The parade of disappointing economic data continued this morning as Consumer Confidence for the month of February came in weaker than expected.  While economists were already expecting a decline from January’s reading of 103.8 down to 99.5, the actual reading came in at 96.4.  This was the largest one month decline in Consumer Confidence since October 2013.  Although we saw a sizable decline in Consumer Confidence this month, the headline index still remains above its historical average of 93.3 dating back to 1967.  The last time we saw back to back prints of above average Consumer Confidence was in October 2007.

As we have been highlighting over the last few years, the rebound in Consumer Confidence during this expansion has been uneven across different income levels.  While confidence among higher income Americans is back to pre-recession levels, confidence among lower income Americans is still relatively depressed.  The chart below compares Consumer Confidence levels of people with incomes over $50K to confidence levels of people with incomes between $35K and $50K, and clearly shows the widening gap in confidence during the current recovery.  If you look closely at the shaded area of the chart, though, you can see that in February, the confidence gap narrowed.  While confidence among higher income Americans fell from 125.1 down to 119.2, confidence among lower income Americans actually increased from 93.2 up to 97.2.  That narrowed the gap from 31.9 last month to 22 this month.

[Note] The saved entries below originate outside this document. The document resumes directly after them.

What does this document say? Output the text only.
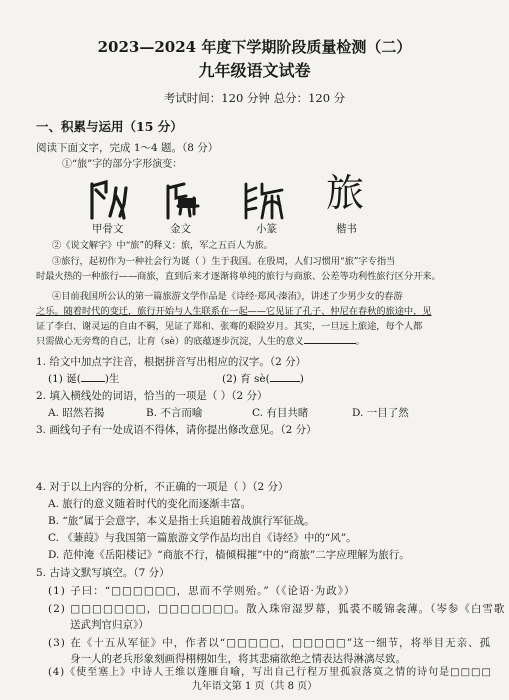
2023—2024 年度下学期阶段质量检测（二）
九年级语文试卷
考试时间：120 分钟 总分：120 分
一、积累与运用（15 分）
阅读下面文字，完成 1～4 题。（8 分）
①“旅”字的部分字形演变：
旅
甲骨文	金文	小篆	楷书
②《说文解字》中“旅”的释义：旅，军之五百人为旅。
③旅行，起初作为一种社会行为诞（ ）生于我国。在殷周，人们习惯用“旅”字专指当
时最火热的一种旅行——商旅，直到后来才逐渐将单纯的旅行与商旅、公差等功利性旅行区分开来。
④目前我国所公认的第一篇旅游文学作品是《诗经·郑风·溱洧》，讲述了少男少女的春游
之乐。随着时代的变迁，旅行开始与人生联系在一起——它见证了孔子、仲尼在春秋的旅途中，见
证了李白、谢灵运的自由不羁，见证了郑和、张骞的艰险岁月。其实，一旦远上旅途，每个人都
只需做心无旁骛的自己，让育（sè）的底蕴逐步沉淀，人生的意义	。
1. 给文中加点字注音，根据拼音写出相应的汉字。（2 分）
(1) 诞( )生	(2) 育 sè(	)
2. 填入横线处的词语，恰当的一项是（ ）（2 分）
A. 昭然若揭	B. 不言而喻	C. 有目共睹	D. 一目了然
3. 画线句子有一处成语不得体，请你提出修改意见。（2 分）
4. 对于以上内容的分析，不正确的一项是（ ）（2 分）
A. 旅行的意义随着时代的变化而逐渐丰富。
B. “旅”属于会意字，本义是指士兵追随着战旗行军征战。
C. 《蒹葭》与我国第一篇旅游文学作品均出自《诗经》中的“风”。
D. 范仲淹《岳阳楼记》“商旅不行，樯倾楫摧”中的“商旅”二字应理解为旅行。
5. 古诗文默写填空。（7 分）
(1) 子曰：“□□□□□□，思而不学则殆。”（《论语·为政》）
(2) □□□□□□□，□□□□□□□。散入珠帘湿罗幕，狐裘不暖锦衾薄。（岑参《白雪歌
送武判官归京》）
(3) 在《十五从军征》中，作者以“□□□□□，□□□□□”这一细节，将举目无亲、孤
身一人的老兵形象刻画得栩栩如生，将其悲痛欲绝之情表达得淋漓尽致。
(4)《使至塞上》中诗人王维以蓬雁自喻，写出自己行程万里孤寂落寞之情的诗句是□□□□
九年语文第 1 页（共 8 页）
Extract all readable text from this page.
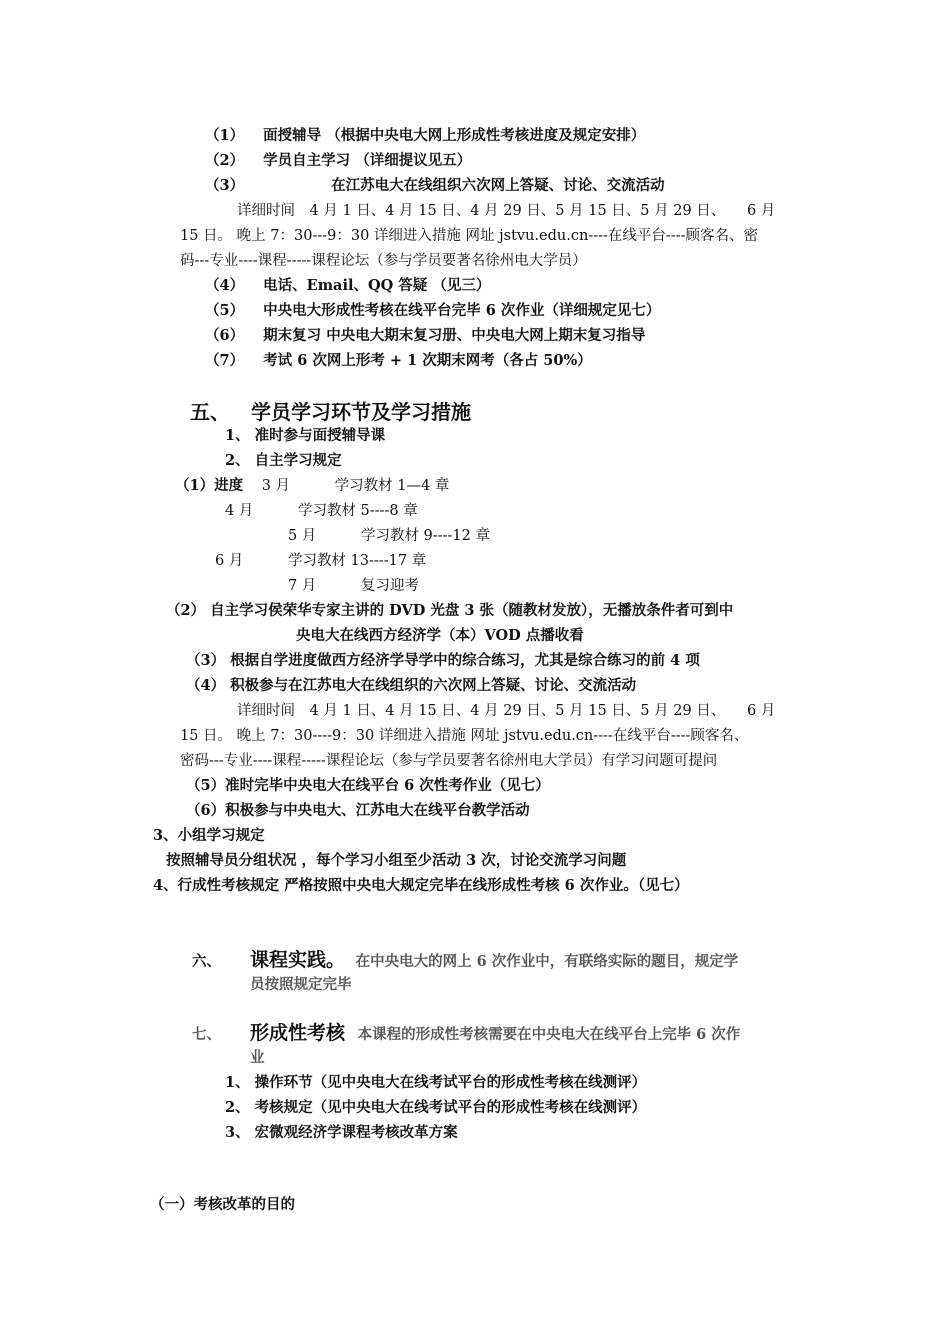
（1） 面授辅导 （根据中央电大网上形成性考核进度及规定安排）
（2） 学员自主学习 （详细提议见五）
（3）	在江苏电大在线组织六次网上答疑、讨论、交流活动
详细时间　4 月 1 日、4 月 15 日、4 月 29 日、5 月 15 日、5 月 29 日、　　6 月
15 日。 晚上 7：30---9：30 详细进入措施 网址 jstvu.edu.cn----在线平台----顾客名、密
码---专业----课程-----课程论坛（参与学员要著名徐州电大学员）
（4） 电话、Email、QQ 答疑 （见三）
（5） 中央电大形成性考核在线平台完毕 6 次作业（详细规定见七）
（6） 期末复习 中央电大期末复习册、中央电大网上期末复习指导
（7） 考试 6 次网上形考 + 1 次期末网考（各占 50%）
五、 学员学习环节及学习措施
1、 准时参与面授辅导课
2、 自主学习规定
（1）进度 3 月	学习教材 1—4 章
4 月	学习教材 5----8 章
5 月	学习教材 9----12 章
6 月	学习教材 13----17 章
7 月	复习迎考
（2） 自主学习侯荣华专家主讲的 DVD 光盘 3 张（随教材发放），无播放条件者可到中
央电大在线西方经济学（本）VOD 点播收看
（3） 根据自学进度做西方经济学导学中的综合练习，尤其是综合练习的前 4 项
（4） 积极参与在江苏电大在线组织的六次网上答疑、讨论、交流活动
详细时间　4 月 1 日、4 月 15 日、4 月 29 日、5 月 15 日、5 月 29 日、　　6 月
15 日。 晚上 7：30----9：30 详细进入措施 网址 jstvu.edu.cn----在线平台----顾客名、
密码---专业----课程-----课程论坛（参与学员要著名徐州电大学员）有学习问题可提问
（5）准时完毕中央电大在线平台 6 次性考作业（见七）
（6）积极参与中央电大、江苏电大在线平台教学活动
3、小组学习规定
按照辅导员分组状况 ，每个学习小组至少活动 3 次，讨论交流学习问题
4、行成性考核规定 严格按照中央电大规定完毕在线形成性考核 6 次作业。（见七）
六、 课程实践。 在中央电大的网上 6 次作业中，有联络实际的题目，规定学
员按照规定完毕
七、 形成性考核 本课程的形成性考核需要在中央电大在线平台上完毕 6 次作
业
1、 操作环节（见中央电大在线考试平台的形成性考核在线测评）
2、 考核规定（见中央电大在线考试平台的形成性考核在线测评）
3、 宏微观经济学课程考核改革方案
（一）考核改革的目的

Despite the narrower gap in confidence by income levels in this month’s report, the six-month average spread remains wide, and it only came in slightly.  At a level of 31.53 this month, it is still at its second highest level since at least 1987.  Wal-Mart’s (WMT) announcement last week that it would raise starting hourly wages for new hires probably helped to improve sentiment for lower income consumers, but it is going to take a lot more of that to have any meaningful impact on the wide gap in confidence levels.